Le 8 février 2016, les partenaires sociaux se sont mis d’accord sur un projet de position commune concernant le compte personnel d’activité (CPA) et Pascal Terrasse a remis au premier ministre son rapport sur l’économie collaborative.

L’avant-projet de loi travail

L’avant-projet, révélé par les médias en ce mois de février 2016, comporte 131 pages, et de nombreuses propositions pour – comme l’indique parfaitement son intitulé – « instituer de nouvelles libertés et de nouvelles protections pour les entreprises et les actifs ».
Le Titre I vise à encadrer la refondation du Code du travail. Est notamment prévu l’intégration des principes essentiels du droit du travail, dégagés par la commission Badinter dans un chapitre préliminaire du code du travail.1
Le Titre II, objet des plus ardentes critiques, est consacré au temps de travail. Il rendrait notamment possible :
  • L’instauration d’un forfait-jours sans convention collective dans les entreprises de moins de 50 salariés (L3121-65 de l’avant-projet)
  • Le fractionnement de la durée de repos quotidien ou hebdomadaire pour les télétravailleurs (L3121-63 de l’avant-projet)
  • L’irresponsabilité de l’employeur en cas de non-respect par son salarié des durées minimales de repos (L3121-59 de l’avant-projet)
Le Titre VI, nommé « favoriser l’emploi », contient des propositions particulièrement controversées. On peut citer :
  • Le plafonnement des indemnités de licenciement sans cause réelle et sérieuse
  • La possibilité de faire approuver un accord par les salariés (c’est à dire par la voie du référendum)

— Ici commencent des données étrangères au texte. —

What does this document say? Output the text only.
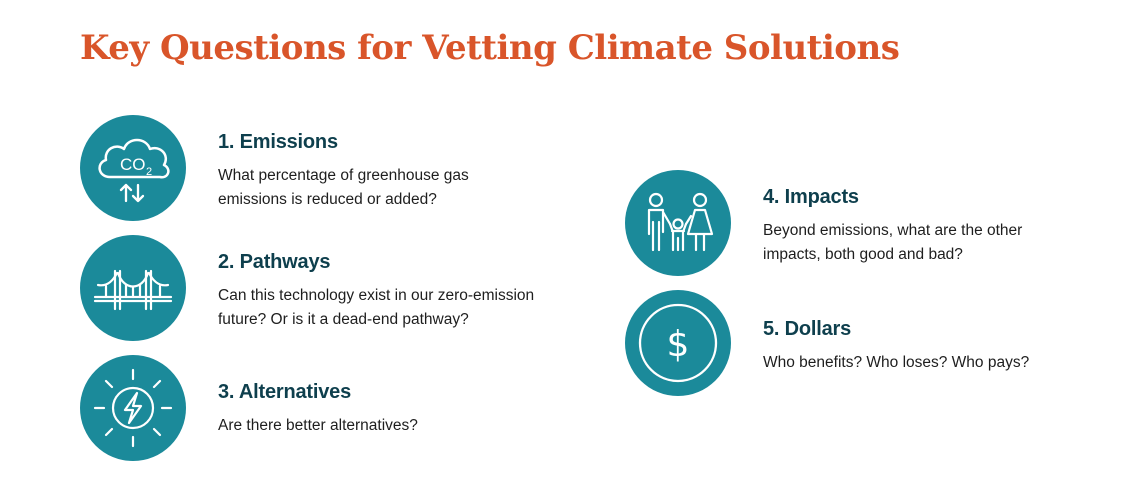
Key Questions for Vetting Climate Solutions
CO 2
1. Emissions

What percentage of greenhouse gas
emissions is reduced or added?

2. Pathways

Can this technology exist in our zero-emission
future? Or is it a dead-end pathway?

3. Alternatives

Are there better alternatives?

4. Impacts

Beyond emissions, what are the other
impacts, both good and bad?

$	5. Dollars

Who benefits? Who loses? Who pays?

Le projet de position commune sur le CPA

Lors de leur quatrième et dernière réunion, les partenaires sociaux se sont finalement accordés sur un projet de position commune. Selon ce texte2 , le CPA regrouperait le compte personnel de formation et le compte personnel de prévention de la pénibilité (C3P).
C’est un texte « a minima mais qui ne ferme aucune porte » selon la CFDT3. La position commune affirme tout de même deux points majeurs pour le syndicat. Tout d’abord, le CPA « ne remet pas en cause les obligations légales des entreprises, notamment en matière de formation et de santé au travail ». Ensuite, il est indiqué que « la mise en oeuvre du CPA n’a pas vocation à modifier les modalités de financement des droits garantis collectivement qui le constituent ».
La position commune devrait être prise en compte par le projet de loi travail (Titre III de l’avant-projet soumis au Conseil d’Etat). Cependant, la réflexion n’est pas terminée pour les partenaires sociaux qui souhaitent poursuivre les négociations au cours de l’année 2016.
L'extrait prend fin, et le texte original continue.